Polarization of the Effects of Autoimmune and Neurodegenerative Risk Alleles in Leukocytes

Immunogenetic Variation Many genetic variants have been implicated in disease but their effects in function across tissues and cell-types remain to be resolved. Raj et al. (p. 519) present an analysis of expression quantative trait loci (eQTL) measuring messenger RNA levels and examined correlations between genotypes and gene expression in purified monocytes and T cells in healthy individuals of European, African, and Asian descent. Most, but not all, of the eQTLs and their effects on expression were shared between the populations, as well as a substantial proportion between the cell types. Links were found with disease-associated variants and loci that previous genome-wide analyses have implicated in neurodegenerative and autoimmune diseases.

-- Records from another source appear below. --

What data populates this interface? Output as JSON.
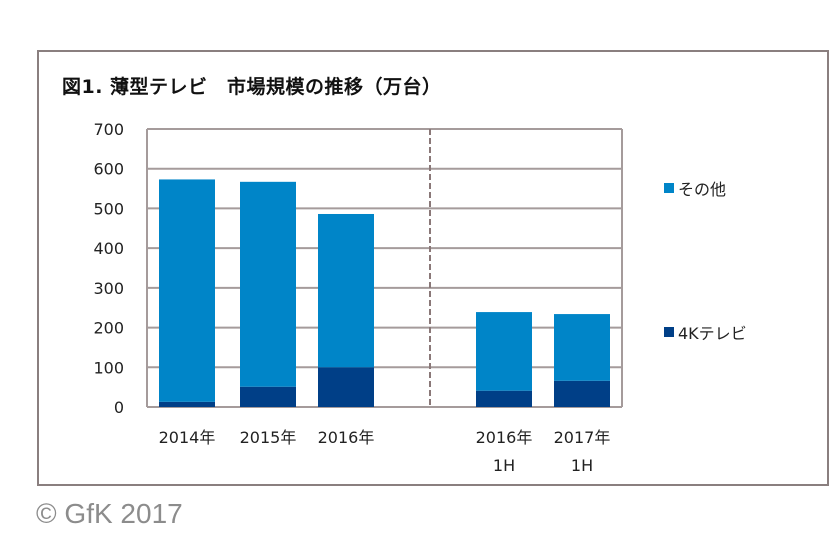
{
  "chart_data": {
    "type": "bar",
    "stacked": true,
    "title": "図1. 薄型テレビ　市場規模の推移（万台）",
    "categories": [
      [
        "2014年"
      ],
      [
        "2015年"
      ],
      [
        "2016年"
      ],
      [
        "2016年",
        "1H"
      ],
      [
        "2017年",
        "1H"
      ]
    ],
    "series": [
      {
        "name": "4Kテレビ",
        "color": "#003f87",
        "values": [
          13,
          51,
          100,
          41,
          66
        ]
      },
      {
        "name": "その他",
        "color": "#0085c8",
        "values": [
          560,
          516,
          386,
          198,
          168
        ]
      }
    ],
    "ylim": [
      0,
      700
    ],
    "yticks": [
      0,
      100,
      200,
      300,
      400,
      500,
      600,
      700
    ],
    "grid": true,
    "legend": "right",
    "divider_after_category": 2
  },
  "copyright": "© GfK 2017"
}
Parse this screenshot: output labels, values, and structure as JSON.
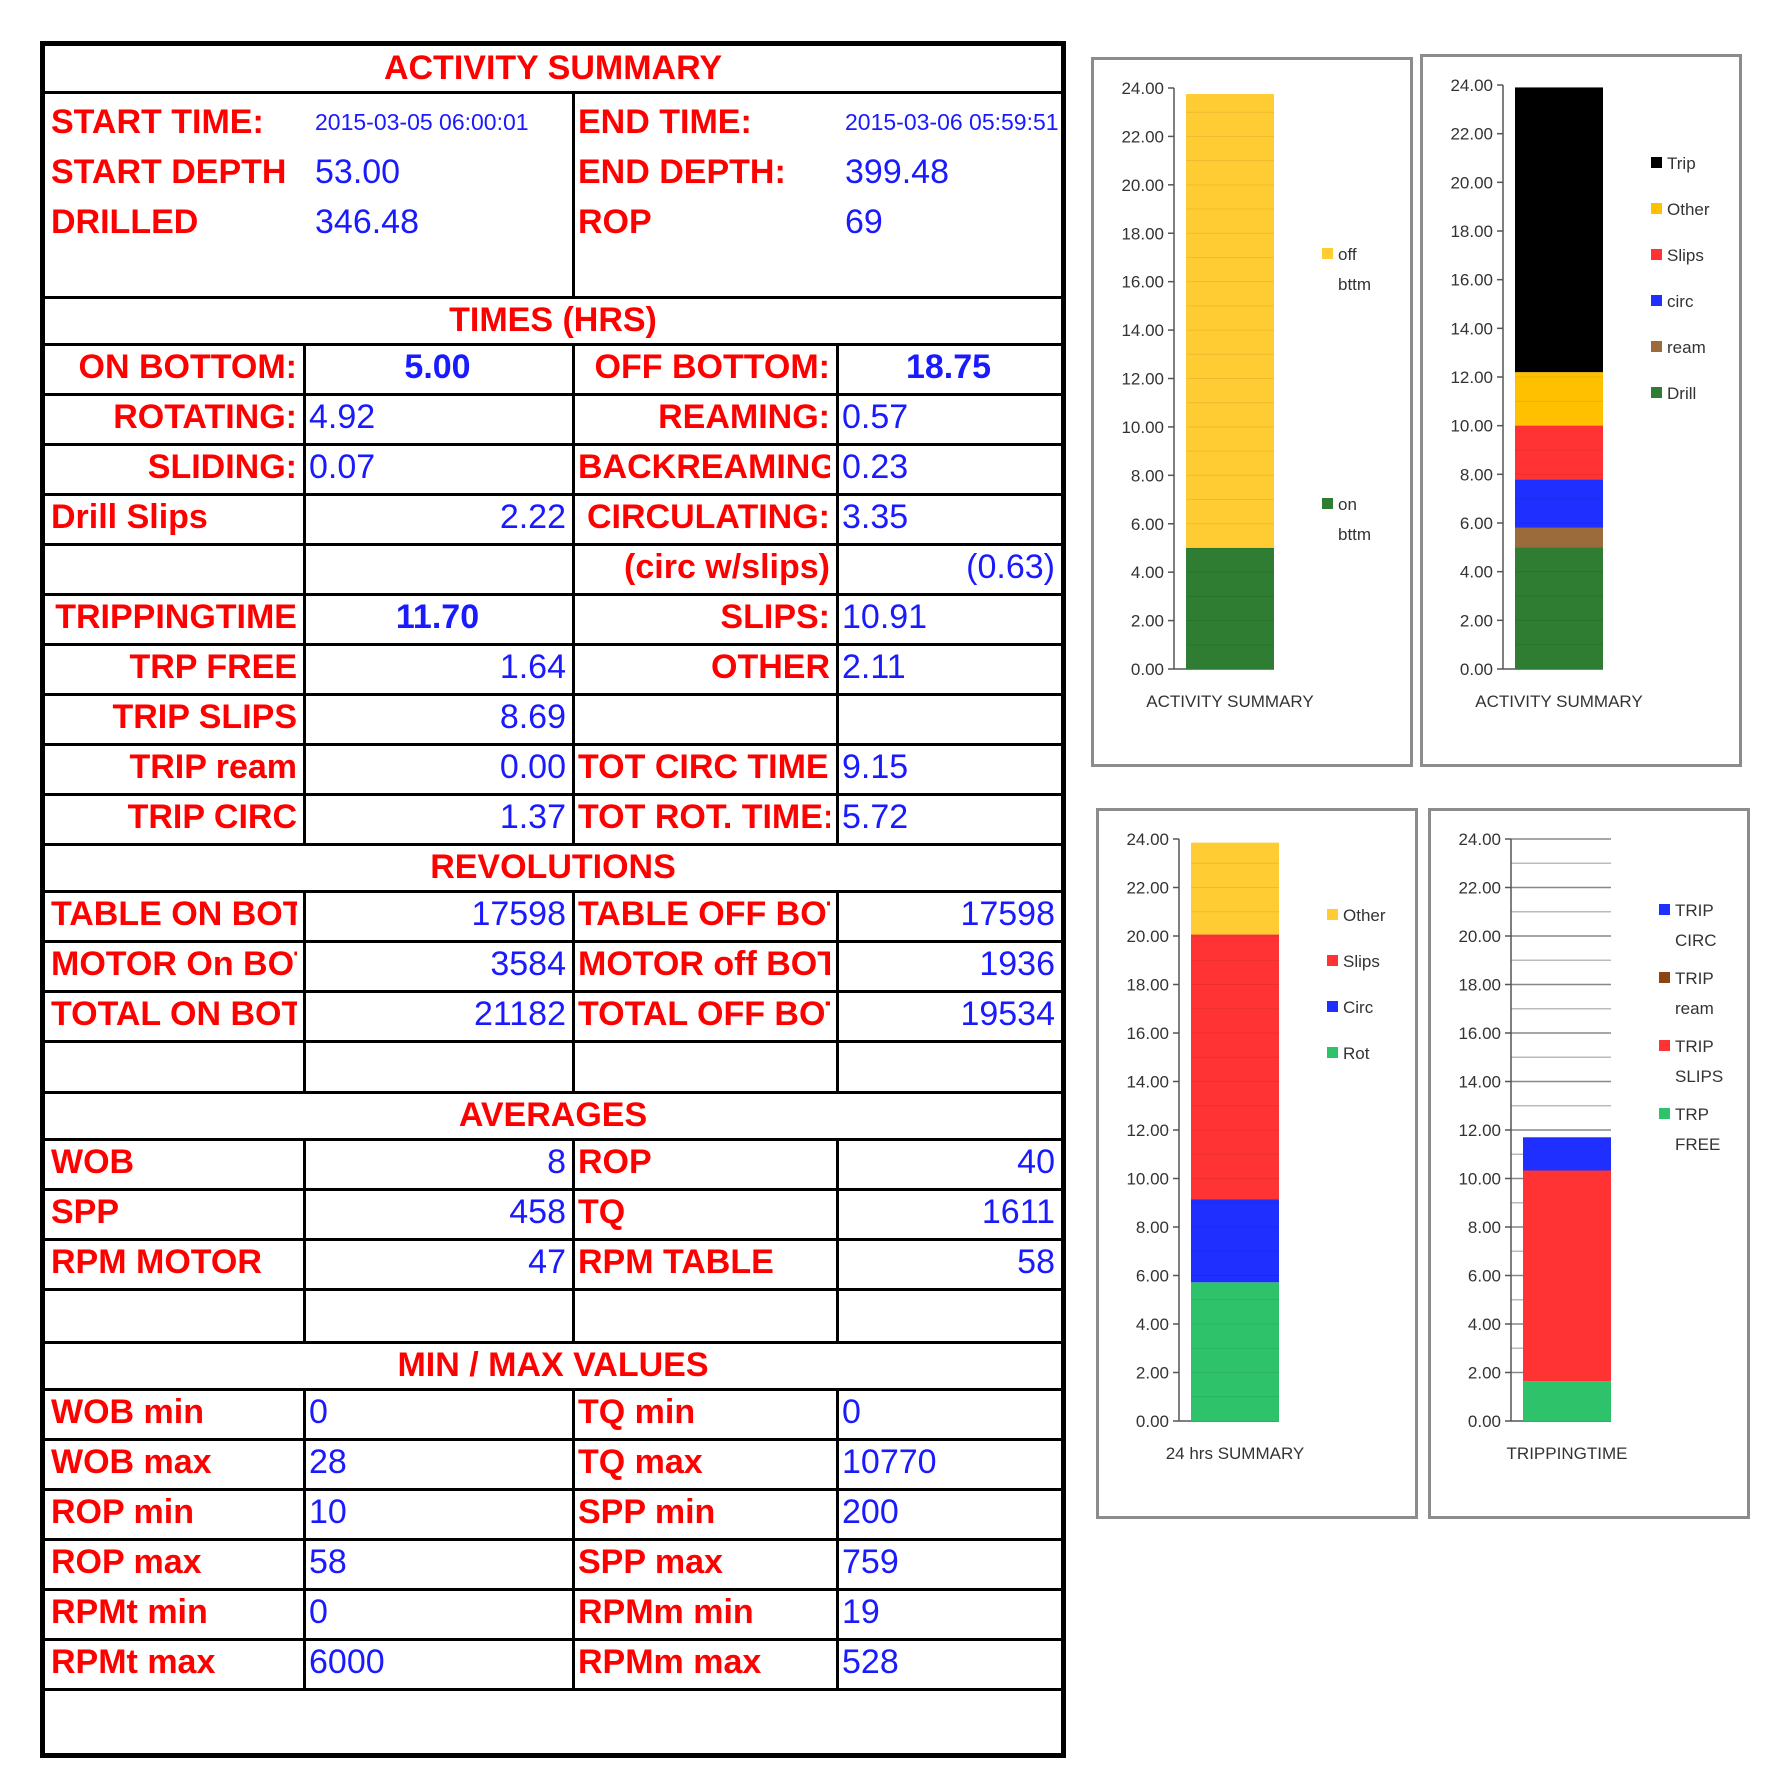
{
  "summary": {
    "title": "ACTIVITY SUMMARY",
    "start_time_label": "START TIME:",
    "start_time": "2015-03-05 06:00:01",
    "end_time_label": "END TIME:",
    "end_time": "2015-03-06 05:59:51",
    "start_depth_label": "START DEPTH",
    "start_depth": "53.00",
    "end_depth_label": "END DEPTH:",
    "end_depth": "399.48",
    "drilled_label": "DRILLED",
    "drilled": "346.48",
    "rop_label": "ROP",
    "rop": "69"
  },
  "times": {
    "title": "TIMES (HRS)",
    "rows": [
      {
        "l1": "ON BOTTOM:",
        "v1": "5.00",
        "l2": "OFF BOTTOM:",
        "v2": "18.75"
      },
      {
        "l1": "ROTATING:",
        "v1": "4.92",
        "l2": "REAMING:",
        "v2": "0.57"
      },
      {
        "l1": "SLIDING:",
        "v1": "0.07",
        "l2": "BACKREAMING",
        "v2": "0.23"
      },
      {
        "l1": "Drill Slips",
        "v1": "2.22",
        "l2": "CIRCULATING:",
        "v2": "3.35"
      },
      {
        "l1": "",
        "v1": "",
        "l2": "(circ w/slips)",
        "v2": "(0.63)"
      },
      {
        "l1": "TRIPPINGTIME",
        "v1": "11.70",
        "l2": "SLIPS:",
        "v2": "10.91"
      },
      {
        "l1": "TRP FREE",
        "v1": "1.64",
        "l2": "OTHER",
        "v2": "2.11"
      },
      {
        "l1": "TRIP SLIPS",
        "v1": "8.69",
        "l2": "",
        "v2": ""
      },
      {
        "l1": "TRIP ream",
        "v1": "0.00",
        "l2": "TOT CIRC TIME:",
        "v2": "9.15"
      },
      {
        "l1": "TRIP CIRC",
        "v1": "1.37",
        "l2": "TOT ROT. TIME:",
        "v2": "5.72"
      }
    ]
  },
  "revolutions": {
    "title": "REVOLUTIONS",
    "rows": [
      {
        "l1": "TABLE ON BOTT",
        "v1": "17598",
        "l2": "TABLE OFF BOT",
        "v2": "17598"
      },
      {
        "l1": "MOTOR On BOTT",
        "v1": "3584",
        "l2": "MOTOR off BOTT",
        "v2": "1936"
      },
      {
        "l1": "TOTAL ON BOTT",
        "v1": "21182",
        "l2": "TOTAL OFF BOT",
        "v2": "19534"
      }
    ]
  },
  "averages": {
    "title": "AVERAGES",
    "rows": [
      {
        "l1": "WOB",
        "v1": "8",
        "l2": "ROP",
        "v2": "40"
      },
      {
        "l1": "SPP",
        "v1": "458",
        "l2": "TQ",
        "v2": "1611"
      },
      {
        "l1": "RPM MOTOR",
        "v1": "47",
        "l2": "RPM TABLE",
        "v2": "58"
      }
    ]
  },
  "minmax": {
    "title": "MIN / MAX VALUES",
    "rows": [
      {
        "l1": "WOB min",
        "v1": "0",
        "l2": "TQ min",
        "v2": "0"
      },
      {
        "l1": "WOB max",
        "v1": "28",
        "l2": "TQ max",
        "v2": "10770"
      },
      {
        "l1": "ROP min",
        "v1": "10",
        "l2": "SPP min",
        "v2": "200"
      },
      {
        "l1": "ROP max",
        "v1": "58",
        "l2": "SPP max",
        "v2": "759"
      },
      {
        "l1": "RPMt min",
        "v1": "0",
        "l2": "RPMm min",
        "v2": "19"
      },
      {
        "l1": "RPMt max",
        "v1": "6000",
        "l2": "RPMm max",
        "v2": "528"
      }
    ]
  },
  "chart_data": [
    {
      "type": "bar",
      "stacked": true,
      "categories": [
        "ACTIVITY SUMMARY"
      ],
      "ylim": [
        0,
        24
      ],
      "yticks": [
        "0.00",
        "2.00",
        "4.00",
        "6.00",
        "8.00",
        "10.00",
        "12.00",
        "14.00",
        "16.00",
        "18.00",
        "20.00",
        "22.00",
        "24.00"
      ],
      "series": [
        {
          "name": "on bttm",
          "values": [
            5.0
          ],
          "color": "#2e7d32"
        },
        {
          "name": "off bttm",
          "values": [
            18.75
          ],
          "color": "#ffcc33"
        }
      ],
      "legend": [
        {
          "name": "off bttm",
          "color": "#ffcc33"
        },
        {
          "name": "on bttm",
          "color": "#2e7d32"
        }
      ]
    },
    {
      "type": "bar",
      "stacked": true,
      "categories": [
        "ACTIVITY SUMMARY"
      ],
      "ylim": [
        0,
        24
      ],
      "yticks": [
        "0.00",
        "2.00",
        "4.00",
        "6.00",
        "8.00",
        "10.00",
        "12.00",
        "14.00",
        "16.00",
        "18.00",
        "20.00",
        "22.00",
        "24.00"
      ],
      "series": [
        {
          "name": "Drill",
          "values": [
            5.0
          ],
          "color": "#2e7d32"
        },
        {
          "name": "ream",
          "values": [
            0.8
          ],
          "color": "#9c6b3c"
        },
        {
          "name": "circ",
          "values": [
            2.0
          ],
          "color": "#1f2fff"
        },
        {
          "name": "Slips",
          "values": [
            2.2
          ],
          "color": "#ff3333"
        },
        {
          "name": "Other",
          "values": [
            2.2
          ],
          "color": "#ffc000"
        },
        {
          "name": "Trip",
          "values": [
            11.7
          ],
          "color": "#000000"
        }
      ],
      "legend": [
        {
          "name": "Trip",
          "color": "#000000"
        },
        {
          "name": "Other",
          "color": "#ffc000"
        },
        {
          "name": "Slips",
          "color": "#ff3333"
        },
        {
          "name": "circ",
          "color": "#1f2fff"
        },
        {
          "name": "ream",
          "color": "#9c6b3c"
        },
        {
          "name": "Drill",
          "color": "#2e7d32"
        }
      ]
    },
    {
      "type": "bar",
      "stacked": true,
      "categories": [
        "24 hrs SUMMARY"
      ],
      "ylim": [
        0,
        24
      ],
      "yticks": [
        "0.00",
        "2.00",
        "4.00",
        "6.00",
        "8.00",
        "10.00",
        "12.00",
        "14.00",
        "16.00",
        "18.00",
        "20.00",
        "22.00",
        "24.00"
      ],
      "series": [
        {
          "name": "Rot",
          "values": [
            5.72
          ],
          "color": "#2ec26a"
        },
        {
          "name": "Circ",
          "values": [
            3.43
          ],
          "color": "#1f2fff"
        },
        {
          "name": "Slips",
          "values": [
            10.91
          ],
          "color": "#ff3333"
        },
        {
          "name": "Other",
          "values": [
            3.79
          ],
          "color": "#ffcc33"
        }
      ],
      "legend": [
        {
          "name": "Other",
          "color": "#ffcc33"
        },
        {
          "name": "Slips",
          "color": "#ff3333"
        },
        {
          "name": "Circ",
          "color": "#1f2fff"
        },
        {
          "name": "Rot",
          "color": "#2ec26a"
        }
      ]
    },
    {
      "type": "bar",
      "stacked": true,
      "categories": [
        "TRIPPINGTIME"
      ],
      "ylim": [
        0,
        24
      ],
      "yticks": [
        "0.00",
        "2.00",
        "4.00",
        "6.00",
        "8.00",
        "10.00",
        "12.00",
        "14.00",
        "16.00",
        "18.00",
        "20.00",
        "22.00",
        "24.00"
      ],
      "series": [
        {
          "name": "TRP FREE",
          "values": [
            1.64
          ],
          "color": "#2ec26a"
        },
        {
          "name": "TRIP SLIPS",
          "values": [
            8.69
          ],
          "color": "#ff3333"
        },
        {
          "name": "TRIP ream",
          "values": [
            0.0
          ],
          "color": "#8b4513"
        },
        {
          "name": "TRIP CIRC",
          "values": [
            1.37
          ],
          "color": "#1f2fff"
        }
      ],
      "legend": [
        {
          "name": "TRIP CIRC",
          "color": "#1f2fff"
        },
        {
          "name": "TRIP ream",
          "color": "#8b4513"
        },
        {
          "name": "TRIP SLIPS",
          "color": "#ff3333"
        },
        {
          "name": "TRP FREE",
          "color": "#2ec26a"
        }
      ]
    }
  ]
}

Genetic variants affecting gene expression show both shared and specific immune cell type effects. To extend our understanding of the genetic basis of human immune function and dysfunction, we performed an expression quantitative trait locus (eQTL) study of purified CD4+ T cells and monocytes, representing adaptive and innate immunity, in a multi-ethnic cohort of 461 healthy individuals. Context-specific cis- and trans-eQTLs were identified, and cross-population mapping allowed, in some cases, putative functional assignment of candidate causal regulatory variants for disease-associated loci. We note an over-representation of T cell–specific eQTLs among susceptibility alleles for autoimmune diseases and of monocyte-specific eQTLs among Alzheimer’s and Parkinson’s disease variants. This polarization implicates specific immune cell types in these diseases and points to the need to identify the cell-autonomous effects of disease susceptibility variants.